A Japanese doctor and aid worker died of his wounds after an attack in eastern Afghanistan that also killed five Afghans, officials say.
Attaullah Khogyani, spokesman for the Nangarhar Province's governor, told RFE/RL that the attack took place on the morning of December 4 in the provincial capital, Jalalabad.
Gunmen opened fire at a car carrying Tetsu Nakamura, who headed the Japanese nongovernmental organization Peace Japan Medical Service, seriously wounding him and killing two of his bodyguards, the driver of the car, and another person.
Nakamura was later taken to a local hospital and was in the process of being airlifted to a hospital in Bagram, north of Kabul, when he died, officials said.
No one immediately claimed responsibility for the attack, and the Taliban said it was not involved.
Nakamura has worked in Nangarhar for more than a decade and was recently awarded honorary Afghan citizenship by President Ashraf Ghani.
He was involved in water management and agriculture services.
Mitsuji Fukumoto, an official with Nakamura's organization, told reporters in Tokyo it had 'no idea what was the reason behind the attack, whether it was a simple robbery, or whether it was conflict of interest.'
The Afghan presidential office, the U.S. Embassy in Kabul, and the United Nationals Assistance Mission in Afghanistan (UNAMA) strongly condemned the attack.

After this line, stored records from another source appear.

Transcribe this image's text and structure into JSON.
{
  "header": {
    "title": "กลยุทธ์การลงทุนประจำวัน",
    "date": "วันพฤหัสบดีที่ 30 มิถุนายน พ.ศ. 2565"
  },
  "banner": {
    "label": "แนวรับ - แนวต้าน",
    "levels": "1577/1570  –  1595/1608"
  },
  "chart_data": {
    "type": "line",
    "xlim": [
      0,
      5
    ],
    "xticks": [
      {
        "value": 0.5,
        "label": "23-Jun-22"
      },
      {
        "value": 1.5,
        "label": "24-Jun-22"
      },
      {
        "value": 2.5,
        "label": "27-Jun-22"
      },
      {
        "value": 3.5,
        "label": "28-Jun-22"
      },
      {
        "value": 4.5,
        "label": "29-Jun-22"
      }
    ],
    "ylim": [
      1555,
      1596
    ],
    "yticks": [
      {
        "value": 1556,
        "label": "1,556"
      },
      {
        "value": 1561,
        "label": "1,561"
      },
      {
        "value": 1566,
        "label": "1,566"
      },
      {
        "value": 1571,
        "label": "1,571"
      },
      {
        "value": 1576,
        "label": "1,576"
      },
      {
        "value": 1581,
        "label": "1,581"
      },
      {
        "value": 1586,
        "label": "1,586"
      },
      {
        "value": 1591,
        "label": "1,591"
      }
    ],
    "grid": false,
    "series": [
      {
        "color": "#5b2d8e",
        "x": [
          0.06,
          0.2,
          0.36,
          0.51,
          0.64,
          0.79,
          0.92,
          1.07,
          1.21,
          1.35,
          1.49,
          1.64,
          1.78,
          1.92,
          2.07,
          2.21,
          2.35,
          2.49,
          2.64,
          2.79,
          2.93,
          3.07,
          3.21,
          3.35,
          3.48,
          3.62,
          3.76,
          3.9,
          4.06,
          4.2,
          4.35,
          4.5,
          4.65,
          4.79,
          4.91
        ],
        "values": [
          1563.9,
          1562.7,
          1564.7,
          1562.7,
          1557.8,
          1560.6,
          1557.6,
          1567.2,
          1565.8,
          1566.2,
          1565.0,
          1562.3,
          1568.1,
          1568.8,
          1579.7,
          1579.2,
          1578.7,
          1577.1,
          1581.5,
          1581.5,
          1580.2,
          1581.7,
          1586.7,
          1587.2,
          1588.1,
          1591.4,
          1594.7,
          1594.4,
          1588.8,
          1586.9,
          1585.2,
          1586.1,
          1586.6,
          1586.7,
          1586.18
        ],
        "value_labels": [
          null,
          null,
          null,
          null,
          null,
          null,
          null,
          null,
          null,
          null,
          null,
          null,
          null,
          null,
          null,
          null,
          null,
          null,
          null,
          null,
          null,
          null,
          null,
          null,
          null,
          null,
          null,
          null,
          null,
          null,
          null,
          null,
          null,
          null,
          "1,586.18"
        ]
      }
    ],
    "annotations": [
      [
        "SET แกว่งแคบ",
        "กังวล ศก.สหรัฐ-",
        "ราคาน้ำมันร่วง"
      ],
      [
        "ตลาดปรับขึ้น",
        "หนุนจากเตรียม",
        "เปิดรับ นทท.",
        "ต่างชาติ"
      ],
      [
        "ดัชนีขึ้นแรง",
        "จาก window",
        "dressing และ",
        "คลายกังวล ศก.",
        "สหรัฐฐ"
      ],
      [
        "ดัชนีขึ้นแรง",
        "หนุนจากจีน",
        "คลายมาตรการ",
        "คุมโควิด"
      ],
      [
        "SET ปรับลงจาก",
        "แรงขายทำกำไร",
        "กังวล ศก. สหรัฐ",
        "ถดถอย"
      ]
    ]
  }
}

'This unjustifiable attack targeted not only dedicated humanitarians, but their Afghan patients who NGOs come to serve, care, and help. Aid workers are not targets! Those responsible must be brought to justice,' the embassy tweeted.
UNAMA "expresses its revulsion at the killing today of respected Japanese aid worker Dr. Tetsu Nakamura," the mission said, calling it a "senseless act of violence against a man who dedicated much of his life to helping most vulnerable Afghans."